El detective se llamaba Milton Vázquez. Había nacido en Santos Lugares, estudiado la carrera de policía, aunque nunca la ejerció, y se trasladaba por el país descubriendo misterios terrenales, como infidelidades y estafas, o haciendo trabajos de inteligencia que podían revelar qué caballo tenía más posibilidades de ganar una cuadrera en algún campo de La Pampa.
Cuando nos fuimos del bar nos preguntamos cómo ese tipo todavía no se había suicidado. Su vida tenía el gris más oscuro jamás visto, pero al escuchar su relato alucinado, una persona desprevenida estaba expuesta a pensar que Vázquez era la salvación carnal para la humanidad.

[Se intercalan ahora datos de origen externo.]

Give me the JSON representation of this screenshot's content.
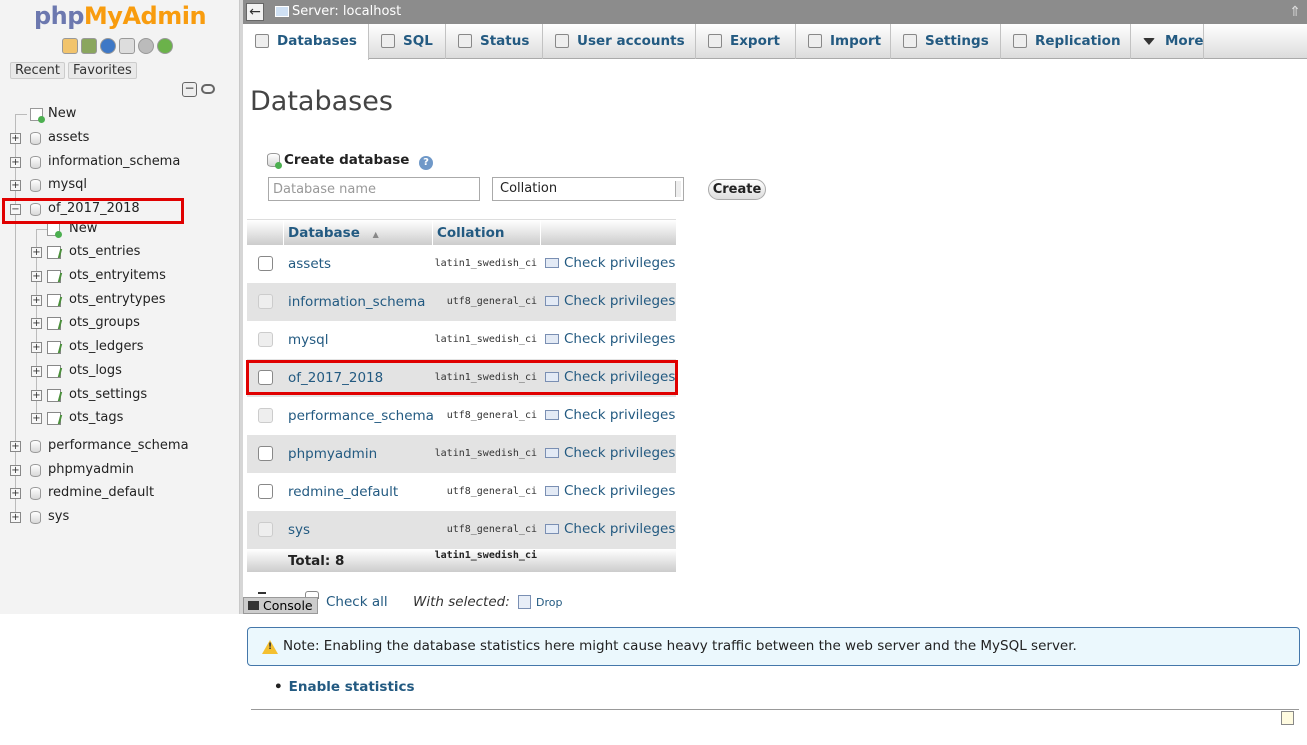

El Máquina se quedó hasta que el cielo comenzó a clarear. Si había ginebra, el Máquina tenía la virtud de aguantar cualquier conversación por más insoportable que fuera.
Milton Vázquez nos contó los pasajes más luminosos de su historia, donde siempre aparecían mujeres frenéticas y apetitosas que caían vencidas ante su virilidad.
Antes de irnos del bar le preguntamos qué hacía en la ciudad. No parecía que los pobladores estuvieran paralizados por un asesinato pasional o por un escándalo en las altas esferas municipales. Vázquez nos dijo que hacía meses perseguía a un tal Arturo, un tipo “demente” que acosaba empresarios y saboteaba compañías. Era un caso difícil y confuso, sostuvo Vázquez con aires académicos.
Y como a nadie en el bar le había caído bien ese detective poco heroico y bastante jetón, de a poco nos fuimos en silencio, sabiendo muy bien quién era Arturo, al que admirábamos mucho más por considerarlo un justiciero sencillo y solitario.